The Greater Toronto Area just experienced its strongest August on record, with sales booming in the suburbs beyond city borders.
A whopping 9,813 homes exchanged hands in the GTA, the Toronto Real Estate Board (TREB) revealed in today’s Monthly Resale Housing Market Figures report – up 23.5% from last year.

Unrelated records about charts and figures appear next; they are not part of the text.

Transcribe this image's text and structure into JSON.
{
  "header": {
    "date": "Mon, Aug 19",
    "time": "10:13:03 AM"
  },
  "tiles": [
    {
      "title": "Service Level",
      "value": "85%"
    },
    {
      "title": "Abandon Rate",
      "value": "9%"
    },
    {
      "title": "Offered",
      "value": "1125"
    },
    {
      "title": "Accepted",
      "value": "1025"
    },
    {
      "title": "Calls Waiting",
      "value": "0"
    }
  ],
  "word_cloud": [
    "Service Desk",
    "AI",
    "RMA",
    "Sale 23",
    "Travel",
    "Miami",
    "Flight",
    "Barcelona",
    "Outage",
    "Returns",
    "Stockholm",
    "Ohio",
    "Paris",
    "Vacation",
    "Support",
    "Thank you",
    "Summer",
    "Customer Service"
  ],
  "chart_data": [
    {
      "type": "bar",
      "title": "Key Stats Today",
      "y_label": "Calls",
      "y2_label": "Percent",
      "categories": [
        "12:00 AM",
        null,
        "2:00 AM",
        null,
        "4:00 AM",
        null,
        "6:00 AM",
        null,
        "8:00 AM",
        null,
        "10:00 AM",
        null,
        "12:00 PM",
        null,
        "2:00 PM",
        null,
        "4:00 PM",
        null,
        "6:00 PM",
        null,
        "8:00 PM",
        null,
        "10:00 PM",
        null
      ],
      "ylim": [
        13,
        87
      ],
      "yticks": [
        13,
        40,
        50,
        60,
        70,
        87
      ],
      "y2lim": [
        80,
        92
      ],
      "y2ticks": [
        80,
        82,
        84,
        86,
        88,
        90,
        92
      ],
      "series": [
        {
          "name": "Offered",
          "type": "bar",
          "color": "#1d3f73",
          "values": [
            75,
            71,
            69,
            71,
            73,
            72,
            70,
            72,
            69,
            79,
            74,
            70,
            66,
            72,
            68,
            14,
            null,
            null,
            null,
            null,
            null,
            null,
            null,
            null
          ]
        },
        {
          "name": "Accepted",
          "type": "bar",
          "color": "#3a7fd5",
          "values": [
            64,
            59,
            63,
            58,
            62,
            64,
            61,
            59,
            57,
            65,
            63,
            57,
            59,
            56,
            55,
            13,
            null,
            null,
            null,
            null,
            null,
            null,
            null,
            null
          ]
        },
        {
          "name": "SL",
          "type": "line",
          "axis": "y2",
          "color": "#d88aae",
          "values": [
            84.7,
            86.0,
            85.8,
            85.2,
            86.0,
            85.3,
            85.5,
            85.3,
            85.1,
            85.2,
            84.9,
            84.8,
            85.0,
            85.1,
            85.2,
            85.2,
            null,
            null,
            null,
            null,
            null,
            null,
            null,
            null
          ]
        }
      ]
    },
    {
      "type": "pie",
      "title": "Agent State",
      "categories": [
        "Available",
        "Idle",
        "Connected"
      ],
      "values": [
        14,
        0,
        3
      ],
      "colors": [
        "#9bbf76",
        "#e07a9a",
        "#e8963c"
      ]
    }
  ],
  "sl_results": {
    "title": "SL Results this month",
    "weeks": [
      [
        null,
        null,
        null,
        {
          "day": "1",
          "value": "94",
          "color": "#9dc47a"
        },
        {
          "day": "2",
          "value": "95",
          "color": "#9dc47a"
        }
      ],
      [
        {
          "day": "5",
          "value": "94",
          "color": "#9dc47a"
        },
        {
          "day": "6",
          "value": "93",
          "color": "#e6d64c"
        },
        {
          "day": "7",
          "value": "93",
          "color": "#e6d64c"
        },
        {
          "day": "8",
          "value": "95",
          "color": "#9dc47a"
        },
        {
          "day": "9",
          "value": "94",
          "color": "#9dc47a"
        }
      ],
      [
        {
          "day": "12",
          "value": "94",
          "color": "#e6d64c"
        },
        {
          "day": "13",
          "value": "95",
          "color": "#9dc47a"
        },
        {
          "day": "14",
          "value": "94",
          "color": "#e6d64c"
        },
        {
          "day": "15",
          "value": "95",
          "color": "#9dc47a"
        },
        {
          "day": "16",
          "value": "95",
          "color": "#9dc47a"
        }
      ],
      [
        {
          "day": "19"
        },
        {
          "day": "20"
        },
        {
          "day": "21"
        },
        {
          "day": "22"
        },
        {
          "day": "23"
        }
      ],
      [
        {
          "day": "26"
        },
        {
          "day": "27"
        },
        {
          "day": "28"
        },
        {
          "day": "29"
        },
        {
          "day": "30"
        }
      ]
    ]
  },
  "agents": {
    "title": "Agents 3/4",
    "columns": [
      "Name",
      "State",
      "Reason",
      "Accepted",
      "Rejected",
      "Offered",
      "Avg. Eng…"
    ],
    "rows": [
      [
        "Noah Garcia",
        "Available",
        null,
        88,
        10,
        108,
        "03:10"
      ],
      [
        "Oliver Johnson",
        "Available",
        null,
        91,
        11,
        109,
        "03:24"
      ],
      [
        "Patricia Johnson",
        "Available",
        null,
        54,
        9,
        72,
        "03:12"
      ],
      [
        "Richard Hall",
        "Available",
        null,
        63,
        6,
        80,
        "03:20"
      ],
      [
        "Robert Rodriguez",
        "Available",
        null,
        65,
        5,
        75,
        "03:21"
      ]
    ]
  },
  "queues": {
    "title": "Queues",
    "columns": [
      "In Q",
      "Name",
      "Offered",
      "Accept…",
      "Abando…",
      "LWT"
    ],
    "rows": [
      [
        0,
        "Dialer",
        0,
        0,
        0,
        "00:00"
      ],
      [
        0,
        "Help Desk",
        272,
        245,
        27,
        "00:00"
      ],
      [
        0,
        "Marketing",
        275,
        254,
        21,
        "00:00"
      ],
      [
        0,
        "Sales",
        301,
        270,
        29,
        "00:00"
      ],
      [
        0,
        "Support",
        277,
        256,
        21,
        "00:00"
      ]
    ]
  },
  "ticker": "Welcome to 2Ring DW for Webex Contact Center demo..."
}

TREB points to August’s two additional working days as a reason for the spike in Toronto real estate, noting sales would have grown 13% without them. However, it’s clear the board is keen to gauge whether foreign investment is driving prices in the region; it announced it will release third party data, along with consumer and realtor survey results, this fall and winter on “foreign buying activity and issues affected supply of ownership housing”, according to TREB Director of Market Analysis Jason Mercer.
Are Foreign Investors Driving GTA Home Sales?
The extent of foreign investment in the GTA is a hot topic following intense scrutiny in Vancouver’s market, where the provincial Liberal government recently implemented a 15% tax on all foreign home purchases within the city. The move has since led to a 26%-drop in Vancouver home sales and speculation that the market may finally be cooling on the west coast.
Analysts have expressed concern that those deterred investors will set their sights on Toronto’s market instead, where such restrictions have yet to be implemented. All eyes will surely be on the data TREB is set to reveal in the coming months to see whether that’s the case.
Strong Sales in the Suburbs
Whether or not Toronto is in for such measures, Canada’s second-hottest housing market remains a tough act for home buyers. Detached houses are increasingly rare within the city limits, leading buyers to ‘drive until they qualify’ – a trend reflected in TREB’s monthly report, where sales in the 905 steadily outstrip those in Toronto proper.
Only 863 detached houses sold last month in the 416, compared to 3,586 in the 905. However, you’ll still need nearly seven figures to afford one, regardless of where you buy – the average house price hit $1,206,637 in Toronto and $905,610 in the burbs.
With the exception of condos, sales for every housing type exceeded Toronto levels outside city limits:
Toronto MLS Sales & Average Price By Home Type August 1 – 31, 2016 | ||||||
Sales | Average Price | |||||
416 | 905 | Total | 416 | 905 | Total | |
Detached | 863 | 3,586 | 4,449 | 1,206,637 | 905,610 | 964,002 |
Yr./Yr. % Change | 14.8% | 24.0% | 22.1% | 18.3% | 23.3% | 21.5% |
Semi-Detached | 208 | 651 | 859 | 774,700 | 594,033 | 637,780 |
Yr./Yr. % Change | -8.8% | 15.6% | 8.6% | 16.4% | 20.6% | 17.6% |
Townhouse | 357 | 1,154 | 1,511 | 614,638 | 536,256 | 554,775 |
Yr./Yr. % Change | 14.1% | 25.8% | 22.8% | 16.9% | 18.4% | 17.7% |
Condo Apartment | 1,964 | 822 | 2,786 | 446,612 | 349,194 | 417,869 |
Yr./Yr. % Change | 33.5% | 28.6% | 32.0% | 9.8% | 9.2% | 9.8% |
Growing Incomes and Low Rates Boost Buyers
According to TREB President Larry Cerqua, improving incomes and lingering low mortgage rates continue to support buyer ambitions, despite tight supply. “The conditions underlying strong demand for ownership housing remained in place, including a relatively strong regional economy, growth in average earnings and low borrowing costs,” he stated in TREB’s release. “Unfortunately, we did not see any relief on the listings front, with the number of new listings down compared to last year. This situation continued to underpin very strong home price growth, irrespective of home type or area.”
As well, mortgage rates are on track to remain at record lows for at least the medium term; the Bank of Canada opted to hold its trend-setting interest rate at 0.5% in today’s announcement, citing weak employment and inflation growth.